量子処理ユニットQuantum Processing Unitってなんぞ?』


 てなんぞ? テナントの書き間違いでしょうか?

 簡単に言うと、みなさまが今使ってるパソコンやスマホなどの頭脳に当たります。みなさんのパソコンの中には「中央演算装置Central Processing Unit」があります。CPUと略していう事があるので、聞き覚えある方も多いでしょう。

 それの量子版です。とっても不思議な動きをする妖精さんが詰まっているのがQPUです。

 どのように動いているかを知りたい場合は、ぐぐって下さいませ。睡眠不足に最適ですよ?


 このお話は役に立ちましたか?



  *  *  *



 では続いてはこちらです。


『だからBMI(Brain Machine Interface)って何だばさ?』


 だばさ? 駄馬? 嫌ですね、からかってるのですか?

 先ほども述べましたが、もう少し詳しく、例えを混ぜながら説明しましょう。


 中学か高校で習った生物の授業で聞いた事があるかも知れません。ヒト脳、特に大脳はエリアによって様々な機能を持ってます。言語野、視野などが有名ですね。こうした特定の部位から出ている、脳からの電気信号の変化をセンサーが読み取ります。

 たとえば頭の中で「ノルンちゃんかわいい」と思えば、そういった信号パターンが検出されます。


 これを強化学習(※キーワード:Q-Learning、SARSA、モンテカルロ法)型人工知能などで学習し、その人が何の言葉を浮かべたかを学びます。

 すると、例えば喉などのご病気で喋れない方がいらっしゃるとすれば、合成音声のパソコンや機械で処理を行い、スピーカーなどから「ノルンチャンカワイイ」と出力されます。

 この合成音声の機械やコンピューターと繋げる事により、「頭で考えた事を機械がやってくれる」という新技術です。


(※:キーワードで、ぐぐってくださいな)


 いま実用化を目指しているのは主に医療関係で、義手や義足、例にも言わせていただいた喋る事や見る事も原理的には可能で、研究と開発が進められております。

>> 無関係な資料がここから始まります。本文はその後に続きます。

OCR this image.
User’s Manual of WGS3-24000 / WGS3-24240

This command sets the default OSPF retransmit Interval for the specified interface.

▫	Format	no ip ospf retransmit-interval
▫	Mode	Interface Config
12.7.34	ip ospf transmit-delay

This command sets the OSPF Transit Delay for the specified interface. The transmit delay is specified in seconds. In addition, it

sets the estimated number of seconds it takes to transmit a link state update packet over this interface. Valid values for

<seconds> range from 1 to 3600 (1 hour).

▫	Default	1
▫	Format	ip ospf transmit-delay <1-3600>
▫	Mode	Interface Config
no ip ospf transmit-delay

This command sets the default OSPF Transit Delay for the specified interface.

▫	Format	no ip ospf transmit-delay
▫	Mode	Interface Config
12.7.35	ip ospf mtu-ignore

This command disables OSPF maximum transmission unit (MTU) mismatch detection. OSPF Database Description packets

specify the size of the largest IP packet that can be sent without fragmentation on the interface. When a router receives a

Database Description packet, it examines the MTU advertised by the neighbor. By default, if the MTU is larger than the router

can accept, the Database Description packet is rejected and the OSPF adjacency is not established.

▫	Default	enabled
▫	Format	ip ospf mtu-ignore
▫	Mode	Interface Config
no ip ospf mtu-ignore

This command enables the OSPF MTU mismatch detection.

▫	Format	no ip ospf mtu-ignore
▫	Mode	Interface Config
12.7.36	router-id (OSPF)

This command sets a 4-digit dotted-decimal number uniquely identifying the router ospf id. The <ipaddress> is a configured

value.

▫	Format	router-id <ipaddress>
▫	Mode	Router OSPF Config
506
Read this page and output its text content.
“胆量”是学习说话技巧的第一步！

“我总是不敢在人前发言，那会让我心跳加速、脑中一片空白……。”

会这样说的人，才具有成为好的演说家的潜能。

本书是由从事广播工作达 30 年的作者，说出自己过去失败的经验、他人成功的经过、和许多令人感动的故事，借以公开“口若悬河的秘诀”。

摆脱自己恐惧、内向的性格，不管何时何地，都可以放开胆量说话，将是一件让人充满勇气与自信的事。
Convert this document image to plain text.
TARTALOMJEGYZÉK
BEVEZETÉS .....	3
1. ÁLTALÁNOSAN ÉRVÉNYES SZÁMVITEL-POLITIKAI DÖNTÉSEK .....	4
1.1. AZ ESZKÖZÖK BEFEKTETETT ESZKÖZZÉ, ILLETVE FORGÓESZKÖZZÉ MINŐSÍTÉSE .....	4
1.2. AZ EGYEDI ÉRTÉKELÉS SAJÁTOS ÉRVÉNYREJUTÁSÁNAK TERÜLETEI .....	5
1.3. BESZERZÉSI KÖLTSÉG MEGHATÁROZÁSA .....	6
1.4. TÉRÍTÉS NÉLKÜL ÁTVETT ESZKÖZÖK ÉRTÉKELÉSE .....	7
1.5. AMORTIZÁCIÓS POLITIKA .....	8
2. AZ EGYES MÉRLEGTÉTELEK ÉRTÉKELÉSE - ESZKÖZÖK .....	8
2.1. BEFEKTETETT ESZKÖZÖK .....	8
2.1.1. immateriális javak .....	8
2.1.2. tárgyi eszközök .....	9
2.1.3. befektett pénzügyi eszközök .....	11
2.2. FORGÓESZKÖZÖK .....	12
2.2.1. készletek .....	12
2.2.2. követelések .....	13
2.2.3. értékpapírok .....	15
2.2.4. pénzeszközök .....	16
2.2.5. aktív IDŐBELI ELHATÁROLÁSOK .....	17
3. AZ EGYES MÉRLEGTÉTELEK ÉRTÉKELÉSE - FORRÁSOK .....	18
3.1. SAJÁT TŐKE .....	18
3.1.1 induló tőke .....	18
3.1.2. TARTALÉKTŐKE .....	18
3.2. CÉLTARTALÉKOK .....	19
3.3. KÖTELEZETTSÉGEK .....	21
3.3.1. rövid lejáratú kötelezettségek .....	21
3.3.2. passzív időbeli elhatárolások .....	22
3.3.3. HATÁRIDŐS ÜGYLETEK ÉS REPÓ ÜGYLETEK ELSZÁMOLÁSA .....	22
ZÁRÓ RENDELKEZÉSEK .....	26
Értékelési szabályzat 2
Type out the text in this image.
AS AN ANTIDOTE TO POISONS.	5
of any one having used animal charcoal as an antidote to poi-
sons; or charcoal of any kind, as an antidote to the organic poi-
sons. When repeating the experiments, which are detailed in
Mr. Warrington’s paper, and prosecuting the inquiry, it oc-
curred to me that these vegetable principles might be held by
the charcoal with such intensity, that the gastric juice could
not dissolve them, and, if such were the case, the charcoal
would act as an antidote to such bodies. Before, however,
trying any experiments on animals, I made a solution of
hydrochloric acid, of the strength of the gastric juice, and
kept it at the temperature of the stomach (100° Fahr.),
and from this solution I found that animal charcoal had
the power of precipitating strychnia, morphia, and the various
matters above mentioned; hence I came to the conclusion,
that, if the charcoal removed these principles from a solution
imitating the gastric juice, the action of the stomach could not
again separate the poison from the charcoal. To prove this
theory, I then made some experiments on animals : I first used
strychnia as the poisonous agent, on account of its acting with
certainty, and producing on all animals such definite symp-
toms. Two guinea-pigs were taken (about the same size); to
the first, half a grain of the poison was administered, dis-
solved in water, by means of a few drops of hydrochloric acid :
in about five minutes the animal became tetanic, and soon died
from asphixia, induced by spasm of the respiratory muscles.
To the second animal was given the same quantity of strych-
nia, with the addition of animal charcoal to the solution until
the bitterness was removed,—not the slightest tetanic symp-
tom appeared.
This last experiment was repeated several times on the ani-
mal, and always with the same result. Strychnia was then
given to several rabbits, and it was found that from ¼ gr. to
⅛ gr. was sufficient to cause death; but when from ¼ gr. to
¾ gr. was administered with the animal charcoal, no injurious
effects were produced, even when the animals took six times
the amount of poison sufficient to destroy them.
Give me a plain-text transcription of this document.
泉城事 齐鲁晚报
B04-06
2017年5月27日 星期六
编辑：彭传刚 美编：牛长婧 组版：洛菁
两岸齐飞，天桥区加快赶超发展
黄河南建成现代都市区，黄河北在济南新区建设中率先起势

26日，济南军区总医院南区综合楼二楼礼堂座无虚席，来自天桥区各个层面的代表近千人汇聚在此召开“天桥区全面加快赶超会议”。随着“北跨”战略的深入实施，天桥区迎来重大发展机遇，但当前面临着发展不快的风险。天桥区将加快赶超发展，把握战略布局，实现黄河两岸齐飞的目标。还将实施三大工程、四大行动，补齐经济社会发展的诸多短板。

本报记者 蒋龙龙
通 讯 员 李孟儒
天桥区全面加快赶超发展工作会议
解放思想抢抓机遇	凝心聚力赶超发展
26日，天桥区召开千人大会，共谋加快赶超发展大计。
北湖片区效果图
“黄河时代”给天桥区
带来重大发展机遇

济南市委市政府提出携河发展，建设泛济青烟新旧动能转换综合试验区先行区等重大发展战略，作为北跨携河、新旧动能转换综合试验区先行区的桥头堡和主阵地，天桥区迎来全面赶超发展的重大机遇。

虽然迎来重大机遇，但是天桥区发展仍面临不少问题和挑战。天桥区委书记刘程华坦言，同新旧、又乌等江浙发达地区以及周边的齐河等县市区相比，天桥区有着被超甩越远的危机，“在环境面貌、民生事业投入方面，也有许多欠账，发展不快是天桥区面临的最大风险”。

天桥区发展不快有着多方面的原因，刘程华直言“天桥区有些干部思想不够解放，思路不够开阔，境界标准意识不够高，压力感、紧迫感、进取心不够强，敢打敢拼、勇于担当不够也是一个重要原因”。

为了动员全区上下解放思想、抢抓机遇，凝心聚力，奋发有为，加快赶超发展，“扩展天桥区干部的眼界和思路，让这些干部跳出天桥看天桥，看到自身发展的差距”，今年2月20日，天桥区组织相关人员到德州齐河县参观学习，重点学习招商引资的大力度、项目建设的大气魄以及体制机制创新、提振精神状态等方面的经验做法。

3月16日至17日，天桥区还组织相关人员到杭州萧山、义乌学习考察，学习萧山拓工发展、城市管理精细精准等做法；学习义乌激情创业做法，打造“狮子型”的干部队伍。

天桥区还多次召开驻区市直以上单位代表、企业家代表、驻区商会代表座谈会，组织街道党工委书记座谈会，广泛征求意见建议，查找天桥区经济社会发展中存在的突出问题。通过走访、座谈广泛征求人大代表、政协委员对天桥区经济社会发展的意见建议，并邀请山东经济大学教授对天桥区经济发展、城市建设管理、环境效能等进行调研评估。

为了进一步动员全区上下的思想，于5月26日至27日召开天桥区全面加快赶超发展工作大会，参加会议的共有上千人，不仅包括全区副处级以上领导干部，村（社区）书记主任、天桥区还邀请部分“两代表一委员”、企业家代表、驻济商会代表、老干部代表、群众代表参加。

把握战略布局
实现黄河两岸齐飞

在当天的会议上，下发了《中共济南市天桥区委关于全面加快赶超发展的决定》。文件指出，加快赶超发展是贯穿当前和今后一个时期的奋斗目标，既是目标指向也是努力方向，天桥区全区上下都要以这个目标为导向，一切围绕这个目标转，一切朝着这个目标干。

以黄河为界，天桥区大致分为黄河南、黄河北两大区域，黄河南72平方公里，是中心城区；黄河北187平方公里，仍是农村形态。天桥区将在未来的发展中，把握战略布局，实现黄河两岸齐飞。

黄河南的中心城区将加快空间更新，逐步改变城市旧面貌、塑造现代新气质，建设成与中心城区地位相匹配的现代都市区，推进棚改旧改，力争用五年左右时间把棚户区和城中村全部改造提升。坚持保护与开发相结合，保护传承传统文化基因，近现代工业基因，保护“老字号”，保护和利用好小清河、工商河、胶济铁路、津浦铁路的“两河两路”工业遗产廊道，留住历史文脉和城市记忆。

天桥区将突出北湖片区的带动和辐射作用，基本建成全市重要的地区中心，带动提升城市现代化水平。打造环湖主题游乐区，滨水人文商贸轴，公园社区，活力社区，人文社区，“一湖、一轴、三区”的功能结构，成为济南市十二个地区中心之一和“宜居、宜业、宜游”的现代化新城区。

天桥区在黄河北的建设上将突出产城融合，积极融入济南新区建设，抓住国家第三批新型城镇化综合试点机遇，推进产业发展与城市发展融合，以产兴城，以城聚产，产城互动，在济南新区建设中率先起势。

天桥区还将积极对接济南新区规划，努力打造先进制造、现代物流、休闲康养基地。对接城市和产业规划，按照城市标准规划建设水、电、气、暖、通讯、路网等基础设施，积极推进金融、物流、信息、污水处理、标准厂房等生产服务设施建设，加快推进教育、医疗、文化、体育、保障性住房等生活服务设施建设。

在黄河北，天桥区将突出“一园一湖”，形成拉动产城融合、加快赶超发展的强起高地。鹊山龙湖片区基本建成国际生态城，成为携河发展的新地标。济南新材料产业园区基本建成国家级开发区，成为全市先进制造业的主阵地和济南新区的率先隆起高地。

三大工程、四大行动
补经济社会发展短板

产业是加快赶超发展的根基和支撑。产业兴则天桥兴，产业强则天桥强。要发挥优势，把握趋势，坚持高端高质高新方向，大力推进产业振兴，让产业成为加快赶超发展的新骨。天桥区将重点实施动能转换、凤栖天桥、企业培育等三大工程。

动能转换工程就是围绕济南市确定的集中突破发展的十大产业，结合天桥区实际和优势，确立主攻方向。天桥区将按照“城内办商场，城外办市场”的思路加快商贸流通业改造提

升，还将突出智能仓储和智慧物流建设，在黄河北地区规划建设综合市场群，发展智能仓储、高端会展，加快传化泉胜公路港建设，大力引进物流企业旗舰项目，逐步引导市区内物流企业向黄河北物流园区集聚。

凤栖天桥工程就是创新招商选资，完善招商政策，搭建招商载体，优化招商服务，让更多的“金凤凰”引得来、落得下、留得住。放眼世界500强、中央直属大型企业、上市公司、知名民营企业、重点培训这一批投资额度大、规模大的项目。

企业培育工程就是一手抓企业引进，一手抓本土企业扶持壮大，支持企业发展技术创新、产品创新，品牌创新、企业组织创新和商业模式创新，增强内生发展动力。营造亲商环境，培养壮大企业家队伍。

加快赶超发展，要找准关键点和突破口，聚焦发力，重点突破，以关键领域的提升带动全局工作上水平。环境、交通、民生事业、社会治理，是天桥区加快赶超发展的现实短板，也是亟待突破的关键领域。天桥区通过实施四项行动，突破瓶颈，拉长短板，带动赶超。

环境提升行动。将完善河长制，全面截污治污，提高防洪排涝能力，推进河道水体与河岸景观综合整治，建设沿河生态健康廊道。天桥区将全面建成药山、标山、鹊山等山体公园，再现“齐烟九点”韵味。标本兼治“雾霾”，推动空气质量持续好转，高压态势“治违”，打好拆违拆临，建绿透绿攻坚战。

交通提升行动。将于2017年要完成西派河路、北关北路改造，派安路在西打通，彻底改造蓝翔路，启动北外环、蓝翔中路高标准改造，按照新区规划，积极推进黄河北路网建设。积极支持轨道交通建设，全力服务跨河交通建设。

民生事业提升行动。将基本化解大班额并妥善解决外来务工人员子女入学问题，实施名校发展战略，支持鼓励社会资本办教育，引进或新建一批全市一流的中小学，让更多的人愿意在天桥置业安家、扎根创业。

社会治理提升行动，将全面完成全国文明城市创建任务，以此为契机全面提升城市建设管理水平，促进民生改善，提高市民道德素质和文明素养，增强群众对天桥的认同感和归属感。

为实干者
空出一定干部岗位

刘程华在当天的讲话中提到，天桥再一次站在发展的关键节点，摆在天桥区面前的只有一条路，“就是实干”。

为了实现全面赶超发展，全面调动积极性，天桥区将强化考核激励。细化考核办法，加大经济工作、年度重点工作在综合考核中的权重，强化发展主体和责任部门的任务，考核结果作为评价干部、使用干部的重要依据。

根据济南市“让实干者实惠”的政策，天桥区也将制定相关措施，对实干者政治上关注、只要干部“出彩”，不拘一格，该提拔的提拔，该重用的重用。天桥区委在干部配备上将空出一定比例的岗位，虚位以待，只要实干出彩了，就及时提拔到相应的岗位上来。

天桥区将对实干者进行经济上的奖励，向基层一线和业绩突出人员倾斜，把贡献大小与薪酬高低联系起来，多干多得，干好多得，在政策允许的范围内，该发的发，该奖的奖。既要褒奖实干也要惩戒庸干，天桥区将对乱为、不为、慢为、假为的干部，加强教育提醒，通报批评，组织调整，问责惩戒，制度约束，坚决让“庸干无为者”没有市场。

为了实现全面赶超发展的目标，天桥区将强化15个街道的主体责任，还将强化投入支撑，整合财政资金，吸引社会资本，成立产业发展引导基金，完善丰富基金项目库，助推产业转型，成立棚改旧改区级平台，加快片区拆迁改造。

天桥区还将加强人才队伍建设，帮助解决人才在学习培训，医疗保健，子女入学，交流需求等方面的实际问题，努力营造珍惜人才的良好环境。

 読者さんの世界線での現在では、光学センサーの情報をBMIを通じて「視える」ようにする実証実験が行われているようですね。

 ご興味ありましたら「ノルンちゃんかわいい」を3回唱えてからぐぐって下さい。


 このお話は役に立ちましたか?



  *  *  *



 では次に参りましょう。


『なにゆえ北欧神話でござるか?』


 お猿さん、可愛いですよね?

 大変申し訳ありません。作者は既にエネルギー化されていますので、お答えできかねますの。


 このお話は役に立ちましたか?



  *  *  *



 喋りすぎたので少し喉が乾いてきました。

 次のお便りで、お茶にしましょう。


『ハァハァ、ノルンちゃんのおっ……』


 あら、荷電粒子になりましたね。資源は大事に使いましょう。

 それでは皆様、ごきげんよう。